Warrants suggested agents were looking for links between anti-war activists and terrorist groups in Colombia and the Middle East.
Fennerty said Abudayyeh has done nothing wrong and doesn't have any ties to terrorist groups, including Hamas, the Islamic militant group that seized power in the Gaza Strip in 2007. His name was also spelled "Hatam" on FBI documents.
A subpoena delivered to one of the Minnesota activists commanded him to produce records he might have relating to the Middle East and Colombia, along with "all records of any payment provided directly or indirectly to Hatam Abudayyeh."
"Hatem wouldn't even touch Hamas," Fennerty told AP. "Hatem is a secular guy, he's not interested in Hamas."
Abudayyeh, a longtime advocate for immigrant rights, has had close personal and professional ties to the Arab American Action Network for decades. But Fennerty said he did not believe the group to be the focus of the FBI's investigation.
Abudayyeh's parents immigrated to Chicago in the 1970s and were instrumental in founding a community center that later led to the Arab American Action Network. Abudayyeh joined the group in 1999 and became executive director in 2003.
The nonprofit group advocates for Arabs and new immigrants. Recently, its focus has been to combat anti-Arab and anti-Muslim sentiment following the Sept. 11, 2001, attacks.

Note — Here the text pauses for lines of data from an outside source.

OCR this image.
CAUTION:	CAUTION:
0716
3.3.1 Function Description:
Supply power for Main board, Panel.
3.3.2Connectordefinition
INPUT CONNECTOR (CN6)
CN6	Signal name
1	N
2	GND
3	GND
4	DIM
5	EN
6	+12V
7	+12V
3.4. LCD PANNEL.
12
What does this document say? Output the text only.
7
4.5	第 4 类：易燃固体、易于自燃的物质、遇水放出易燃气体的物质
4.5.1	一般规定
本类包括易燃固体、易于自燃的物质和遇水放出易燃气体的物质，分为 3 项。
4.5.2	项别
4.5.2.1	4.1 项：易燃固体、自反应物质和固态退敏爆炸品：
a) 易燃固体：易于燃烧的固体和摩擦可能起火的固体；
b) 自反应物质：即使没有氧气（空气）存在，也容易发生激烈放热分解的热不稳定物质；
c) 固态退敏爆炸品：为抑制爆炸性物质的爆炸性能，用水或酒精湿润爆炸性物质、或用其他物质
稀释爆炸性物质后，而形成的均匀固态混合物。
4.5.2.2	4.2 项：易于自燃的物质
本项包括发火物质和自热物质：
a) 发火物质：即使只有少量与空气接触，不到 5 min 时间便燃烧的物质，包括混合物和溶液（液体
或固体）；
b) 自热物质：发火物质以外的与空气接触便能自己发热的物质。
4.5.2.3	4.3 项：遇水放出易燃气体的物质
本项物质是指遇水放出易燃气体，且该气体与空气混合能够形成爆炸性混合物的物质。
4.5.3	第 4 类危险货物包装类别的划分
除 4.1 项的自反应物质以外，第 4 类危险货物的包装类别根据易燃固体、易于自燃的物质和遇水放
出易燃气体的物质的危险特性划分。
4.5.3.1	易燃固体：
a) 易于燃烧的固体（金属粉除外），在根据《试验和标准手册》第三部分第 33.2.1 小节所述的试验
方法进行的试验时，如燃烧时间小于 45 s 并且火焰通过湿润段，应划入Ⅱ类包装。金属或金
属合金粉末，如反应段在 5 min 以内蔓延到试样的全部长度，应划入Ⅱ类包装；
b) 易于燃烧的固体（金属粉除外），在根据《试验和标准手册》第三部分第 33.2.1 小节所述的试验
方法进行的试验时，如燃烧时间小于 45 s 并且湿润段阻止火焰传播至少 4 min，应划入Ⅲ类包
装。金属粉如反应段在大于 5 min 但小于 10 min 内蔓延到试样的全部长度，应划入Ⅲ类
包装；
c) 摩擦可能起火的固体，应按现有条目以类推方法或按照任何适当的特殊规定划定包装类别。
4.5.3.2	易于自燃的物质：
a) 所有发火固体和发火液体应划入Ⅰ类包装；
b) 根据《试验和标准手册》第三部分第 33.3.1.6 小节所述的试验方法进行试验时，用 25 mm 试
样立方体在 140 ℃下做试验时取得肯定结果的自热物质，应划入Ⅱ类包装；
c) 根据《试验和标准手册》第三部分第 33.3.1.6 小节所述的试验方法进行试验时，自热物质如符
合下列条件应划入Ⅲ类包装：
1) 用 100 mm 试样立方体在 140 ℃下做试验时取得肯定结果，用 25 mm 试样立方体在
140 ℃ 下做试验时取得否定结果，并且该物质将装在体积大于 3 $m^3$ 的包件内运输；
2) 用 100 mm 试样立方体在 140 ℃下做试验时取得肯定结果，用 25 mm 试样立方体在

Abudayyeh has not traveled to Palestine in years, Fennerty said, but he cares about the region and has close cultural ties; his wife is a Palestinian immigrant. In fact, their courtship and marriage was the focus of a PBS "New Americans" documentary several years ago. The couple now has a daughter.
"He's a very caring person, active in his community and other communities," Fennerty said. "He's a father."
Abudayyeh didn't return multiple requests for comment and neither his cell phone nor office phone could take messages Sunday because voicemail boxes were full.
Word of the raids sent a ripple throughout activist circles.
One group of anti-war activists in Chicago called an "emergency meeting" on Chicago's South Side on Sunday to plan demonstrations and rallies for Monday and Tuesday.
"These raids are an attack on the entire anti-war movement," said Maureen Murphy, a member of the Palestine Solidarity Group in Chicago. "Everyone in peace and social justice is deeply concerned."
FBI officials, who served six warrants in Minneapolis and two in Chicago, have said there was no imminent threat to the community. There were no arrests.
Those served were subpoenaed to appear before a federal grand jury in Chicago next month.
In Chicago, anti-war activists Joe Iosbaker and his wife, Stephanie Weiner, said the government targeted them because they've been outspoken against the wars in Iraq and Afghanistan and U.S. funding of conflicts abroad. They denied any wrongdoing.
The homes of longtime Minneapolis anti-war activists Mick Kelly, Jess Sundin and Meredith Aby were also searched.
Several activists said they thought the searches amounted to "fishing expeditions" in light of a recent U.S. Supreme Court Decision.
In June, the Court rejected a free-speech challenge to the law from humanitarian aid groups that said some provisions put them at risk of being prosecuted for talking to terrorist organizations about nonviolent activities. The federal law cited in the search warrants prohibits "providing material support or resources to designated foreign terrorist organizations."